> One beast will be apache, and the other will be postgres.
> I'm using httperf/autobench for measurments and the best result I can get
> is that my system can handle a trafiic of almost 1600 New con/sec.
> NB : apache when stressed for a static page, i can handle more 16k new
> con/sec
That's not the point.
Here are a few points of advice.
USE LIGHTTPD DAMMIT !
If you want performance, that is.
On my server (Crap Celeron) it handles about 100 hits/s on static files
and 10 hits/s on PHP pages ; CPU utilization is 1-2%, not counting PHP.
lighttpd handles 14K static pages/s on my laptop. That's about as much as
your bi-xeon does with apache...
You want a web server that uses as little CPU as possible so that more
CPU is left for generating dynamic content.
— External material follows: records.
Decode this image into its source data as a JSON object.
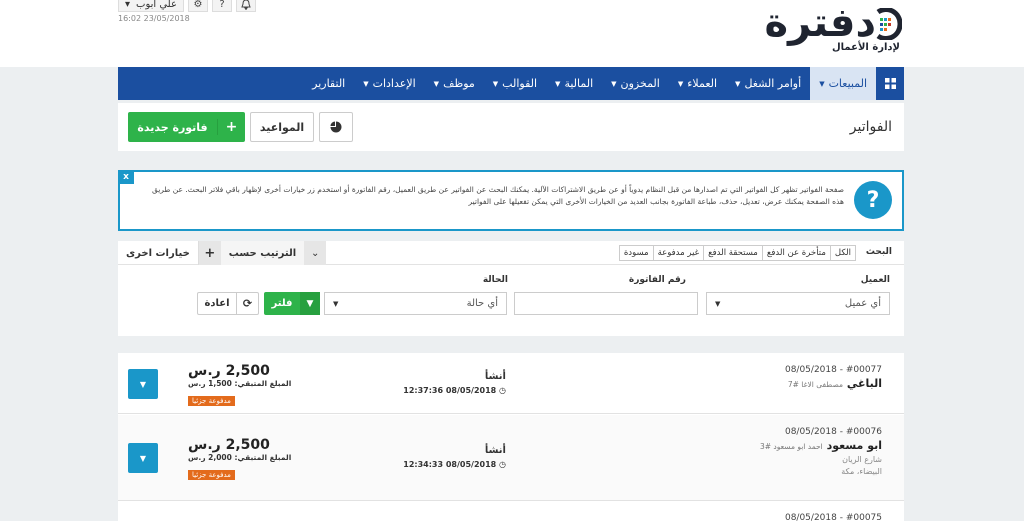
{
  "header": {
    "user_name": "علي أبوب",
    "datetime": "16:02 23/05/2018",
    "logo_text": "دفترة",
    "logo_sub": "لإدارة الأعمال"
  },
  "nav": {
    "items": [
      {
        "label": "المبيعات",
        "caret": true,
        "active": true
      },
      {
        "label": "أوامر الشغل",
        "caret": true
      },
      {
        "label": "العملاء",
        "caret": true
      },
      {
        "label": "المخزون",
        "caret": true
      },
      {
        "label": "المالية",
        "caret": true
      },
      {
        "label": "القوالب",
        "caret": true
      },
      {
        "label": "موظف",
        "caret": true
      },
      {
        "label": "الإعدادات",
        "caret": true
      },
      {
        "label": "التقارير",
        "caret": false
      }
    ]
  },
  "title_panel": {
    "title": "الفواتير",
    "new_invoice": "فاتورة جديدة",
    "appointments": "المواعيد"
  },
  "help": {
    "close": "x",
    "icon": "?",
    "text": "صفحة الفواتير تظهر كل الفواتير التي تم اصدارها من قبل النظام يدوياً أو عن طريق الاشتراكات الآلية. يمكنك البحث عن الفواتير عن طريق العميل، رقم الفاتورة أو استخدم زر خيارات أخرى لإظهار باقي فلاتر البحث. عن طريق هذه الصفحة يمكنك عرض، تعديل، حذف، طباعة الفاتورة بجانب العديد من الخيارات الأخرى التي يمكن تفعيلها على الفواتير"
  },
  "search": {
    "label": "البحث",
    "tabs": [
      "الكل",
      "متأخرة عن الدفع",
      "مستحقة الدفع",
      "غير مدفوعة",
      "مسودة"
    ],
    "more_options": "خيارات اخرى",
    "sort_by": "الترتيب حسب",
    "client_label": "العميل",
    "client_placeholder": "أي عميل",
    "invoice_no_label": "رقم الفاتورة",
    "invoice_no_value": "",
    "status_label": "الحالة",
    "status_placeholder": "أي حالة",
    "filter_btn": "فلتر",
    "reset_btn": "اعادة"
  },
  "invoices": [
    {
      "number": "#00077",
      "date": "08/05/2018",
      "client": "الباغي",
      "client_sub": "مصطفى الاغا #7",
      "address1": "",
      "address2": "",
      "status": "أنشأ",
      "timestamp": "12:37:36 08/05/2018",
      "amount": "2,500 ر.س",
      "due": "المبلغ المتبقي: 1,500 ر.س",
      "badge": "مدفوعة جزئيا"
    },
    {
      "number": "#00076",
      "date": "08/05/2018",
      "client": "ابو مسعود",
      "client_sub": "احمد ابو مسعود #3",
      "address1": "شارع الريان",
      "address2": "البيضاء، مكة",
      "status": "أنشأ",
      "timestamp": "12:34:33 08/05/2018",
      "amount": "2,500 ر.س",
      "due": "المبلغ المتبقي: 2,000 ر.س",
      "badge": "مدفوعة جزئيا"
    },
    {
      "number": "#00075",
      "date": "08/05/2018"
    }
  ],
  "colors": {
    "nav_bg": "#1b4fa0",
    "green": "#2eb34a",
    "info": "#1a97c9",
    "badge": "#e36b1c"
  }
}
Also, you want to have a number of concurrent DB connections which is
neither too high, nor too low.
Apache + mod_php needs to spawn a lot of processes, thus you need a lot
of database connections.
This tends not to be optimal.
Too few concurrent DB connections -> network latency between DB and
webserver will be a bottleneck.
Too many connections -> excess context switching, suboptimal use of CPU
cache, memory use bloat.
So, I advise you to use lighttpd fronting PHP as fastcgi (if you use PHP)
; if you use Java or whatever which has a HTTP interface, use lighttpd as
a proxy for your dynamic page generation.
Spawn a reasonable number of PHP processes. The number depends on your
application, but from 10 to 30 is a good starting point.
USE PERSISTENT DATABASE CONNECTIONS !
Postgres will breathe a little better ; now, check if it is still slow.
If it is, you need to find the bottleneck...
I can help you a bit by private email if you want.